Dig X Investments Pty. Limited
- An "Asbestosfluf" advertisement
- Formerly: D. Jansen & Co. Pty. Limited (1968 – ?)
- Type: Private
- Industry: Insulation
- Founded: 23 January 1968; 58 years ago
- Founder: Dirk Jansen
- Defunct: 21 February 1989; 37 years ago
- Headquarters: Canberra, Australia
- Area served: Canberra
- Products: Loose-fill asbestos insulation
- Brands: Asbestosfluf

= Mr Fluffy =

Australian asbestos contamination incident

Mr Fluffy relates to widespread asbestos contamination of houses in the suburbs of Canberra, the capital city of Australia. Two companies were referred to collectively as "Mr Fluffy", a nickname coined in the 1990s for Asbestosfluf Insulations, and its successor J&H Insulation. The former was run by Canberra businessman Dirk Jansen, and the latter owned by a relative of his. The business only took on that name "Mr Fluffy" after he sold it.

The companies imported and installed fibrous, loose-fill amphibole asbestos, in most cases brown amosite from South Africa, although blue crocidolite has been detected. It was blown into the roof spaces of homes during the 1960s and 1970s, to provide thermal insulation. The companies are also believed to have sold sacks of asbestos fibre direct to home owners to insulate their own homes, and other operators may have also used the hazardous material, trying to copy Jansen's business model.

==Medical dangers==
At the time, there was limited public knowledge about the dangers of exposure to asbestos. Subsequently, cases of mesothelioma, asbestosis, lung cancer, and other asbestos-related diseases have become well publicised. Testing in the affected houses revealed the ongoing possibility of exposure to loose asbestos fibres. The loose-fill amosite asbestos used by Mr Fluffy was especially hazardous, because its lack of a bonding agent allowed it to migrate easily to hidden corners and cracks inside a residence.

==Affected areas==
In 2015, the Government of the Australian Capital Territory released a list of places affected by Mr Fluffy insulation contamination, which totalled 1,022 properties. It is believed that up to 30,000 people may have been affected over the years.

A significant number of the houses were developed in the Radburn scheme suburbs, Charnwood, Curtin and Garran, and a small part of Hughes. In 2014, with plans for demolition of houses under the Mr Fluffy asbestos home demolition scheme being developed, it was realised that a significant number of the houses treated with loose asbestos, and thus affected, were in the Radburn areas. This was recognised as having the potential to degrade the remaining legacy of the Radburn scheme.

Loose-fill asbestos has also been found in locations far removed from Canberra, including three confirmed locations in Lithgow, New South Wales, which is approximately 200 kilometres from Canberra. The New South Wales Government announced a buyback scheme for affected properties.

Dirk Jansen ran his company from his family home in Lyons and stored bags of asbestos fluff under his house.

==Investigation and clean-up==
Jansen started using asbestos as an insulation as early as 1967, and began using it in loose form in 1968, prompting a Commonwealth Government investigation within months. However, despite a subsequent report that indicated community exposure to asbestos was potentially "undesirable", he kept working until 1978. Jansen died in 2001 in a nursing home from a heart attack after suffering from Alzheimers for several years.

Prompted by growing public concern about the hazards of asbestos in general, and Mr Fluffy's product in particular, a Commonwealth audit in 1988 identified most of the homes in the ACT containing the insulation. Between 1989 and 1993, a clean-up program was conducted by the new ACT Government, and was thought to have remediated the problem in about 1,040 homes identified in the audit. However, residual asbestos was later found in some of the cleaned houses and others were missed altogether.

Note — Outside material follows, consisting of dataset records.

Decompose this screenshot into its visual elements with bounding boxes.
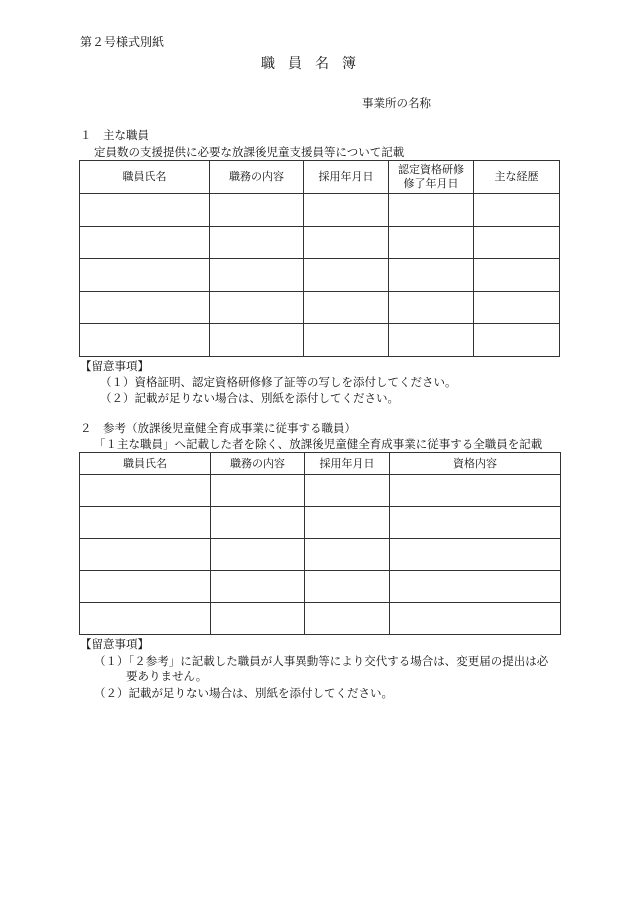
office-name-label: 事業所の名称	[362, 96, 431, 110]
table-row	[80, 291, 560, 324]
table-cell[interactable]	[211, 603, 305, 635]
section1-heading: １ 主な職員	[80, 128, 149, 142]
column-header-training-line1: 認定資格研修	[398, 163, 464, 177]
table-cell[interactable]	[80, 507, 211, 539]
table-cell[interactable]	[389, 259, 474, 292]
table-row	[80, 226, 560, 259]
table-header-row	[80, 161, 560, 194]
section2-note-1-continued: 要ありません。	[126, 669, 208, 683]
column-header-duties: 職務の内容	[210, 161, 304, 194]
table-cell[interactable]	[80, 226, 210, 259]
main-staff-table	[79, 160, 560, 357]
table-row	[80, 194, 560, 227]
section1-note-2: （２）記載が足りない場合は、別紙を添付してください。	[100, 391, 399, 405]
table-cell[interactable]	[304, 324, 389, 357]
table-row	[80, 507, 561, 539]
column-header-training-completion	[389, 161, 474, 194]
section2-subheading: 「１主な職員」へ記載した者を除く、放課後児童健全育成事業に従事する全職員を記載	[94, 437, 543, 451]
column-header-duties: 職務の内容	[211, 453, 305, 475]
table-cell[interactable]	[80, 259, 210, 292]
table-row	[80, 475, 561, 507]
table-cell[interactable]	[305, 603, 390, 635]
table-cell[interactable]	[210, 324, 304, 357]
table-cell[interactable]	[80, 571, 211, 603]
table-cell[interactable]	[210, 259, 304, 292]
table-cell[interactable]	[211, 539, 305, 571]
table-row	[80, 571, 561, 603]
section2-heading: ２ 参考（放課後児童健全育成事業に従事する職員）	[80, 421, 356, 435]
section1-subheading: 定員数の支援提供に必要な放課後児童支援員等について記載	[94, 145, 405, 159]
table-row	[80, 603, 561, 635]
column-header-qualifications: 資格内容	[390, 453, 561, 475]
table-cell[interactable]	[389, 226, 474, 259]
form-number: 第２号様式別紙	[80, 35, 165, 49]
table-cell[interactable]	[305, 475, 390, 507]
reference-staff-table	[79, 452, 561, 635]
table-cell[interactable]	[210, 194, 304, 227]
table-row	[80, 324, 560, 357]
column-header-staff-name: 職員氏名	[80, 453, 211, 475]
table-cell[interactable]	[474, 226, 560, 259]
table-header-row	[80, 453, 561, 475]
table-row	[80, 259, 560, 292]
table-cell[interactable]	[80, 194, 210, 227]
column-header-hire-date: 採用年月日	[305, 453, 390, 475]
table-cell[interactable]	[474, 194, 560, 227]
table-cell[interactable]	[390, 475, 561, 507]
table-cell[interactable]	[80, 603, 211, 635]
column-header-staff-name: 職員氏名	[80, 161, 210, 194]
table-cell[interactable]	[389, 324, 474, 357]
table-cell[interactable]	[210, 291, 304, 324]
column-header-career: 主な経歴	[474, 161, 560, 194]
section1-notes-title: 【留意事項】	[80, 359, 149, 373]
table-cell[interactable]	[390, 571, 561, 603]
section1-note-1: （１）資格証明、認定資格研修修了証等の写しを添付してください。	[100, 375, 457, 389]
table-cell[interactable]	[390, 603, 561, 635]
table-cell[interactable]	[390, 539, 561, 571]
table-cell[interactable]	[211, 475, 305, 507]
table-cell[interactable]	[304, 194, 389, 227]
table-cell[interactable]	[474, 291, 560, 324]
table-cell[interactable]	[390, 507, 561, 539]
table-cell[interactable]	[80, 475, 211, 507]
table-row	[80, 539, 561, 571]
table-cell[interactable]	[304, 291, 389, 324]
table-cell[interactable]	[211, 571, 305, 603]
table-cell[interactable]	[305, 507, 390, 539]
table-cell[interactable]	[305, 539, 390, 571]
table-cell[interactable]	[305, 571, 390, 603]
table-cell[interactable]	[80, 291, 210, 324]
table-cell[interactable]	[389, 291, 474, 324]
table-cell[interactable]	[80, 324, 210, 357]
table-cell[interactable]	[474, 259, 560, 292]
section2-notes-title: 【留意事項】	[80, 637, 149, 651]
table-cell[interactable]	[474, 324, 560, 357]
section2-note-1: （１）「２参考」に記載した職員が人事異動等により交代する場合は、変更届の提出は必	[94, 654, 549, 668]
section2-note-2: （２）記載が足りない場合は、別紙を添付してください。	[94, 686, 393, 700]
column-header-training-line2: 修了年月日	[403, 177, 459, 190]
table-cell[interactable]	[389, 194, 474, 227]
column-header-hire-date: 採用年月日	[304, 161, 389, 194]
page-title: 職員名簿	[261, 56, 369, 72]
table-cell[interactable]	[80, 539, 211, 571]
table-cell[interactable]	[211, 507, 305, 539]
table-cell[interactable]	[304, 226, 389, 259]
table-cell[interactable]	[304, 259, 389, 292]
table-cell[interactable]	[210, 226, 304, 259]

That led to the creation of a community action group of affected home owners, that campaigned for a change in the policy relating to the future of their residences.

In response, a home demolition scheme was negotiated between the Government of the Australian Capital Territory and the Government of Australia in 2014. It involved a loan of about A$1 billion from the Australian Government to the ACT Government to fund the purchase of houses treated with loose-fill asbestos fibre insulation in the 1960s and 1970s, the safe demolition of those houses, and the sale of the land for redevelopment. The proceeds of the sales were to be used to assist the repayment of the loan. The first demolitions under the scheme began in July 2015.

A number of heritage homes have also been affected and will be lost, including Deasland, one of Canberra's most important historic homesteads, which was built by George Harcourt in 1893 and was demolished in early 2022.

No legal case was ever brought against the Jansen family and the use of amosite asbestos was not banned in Australia until 1989.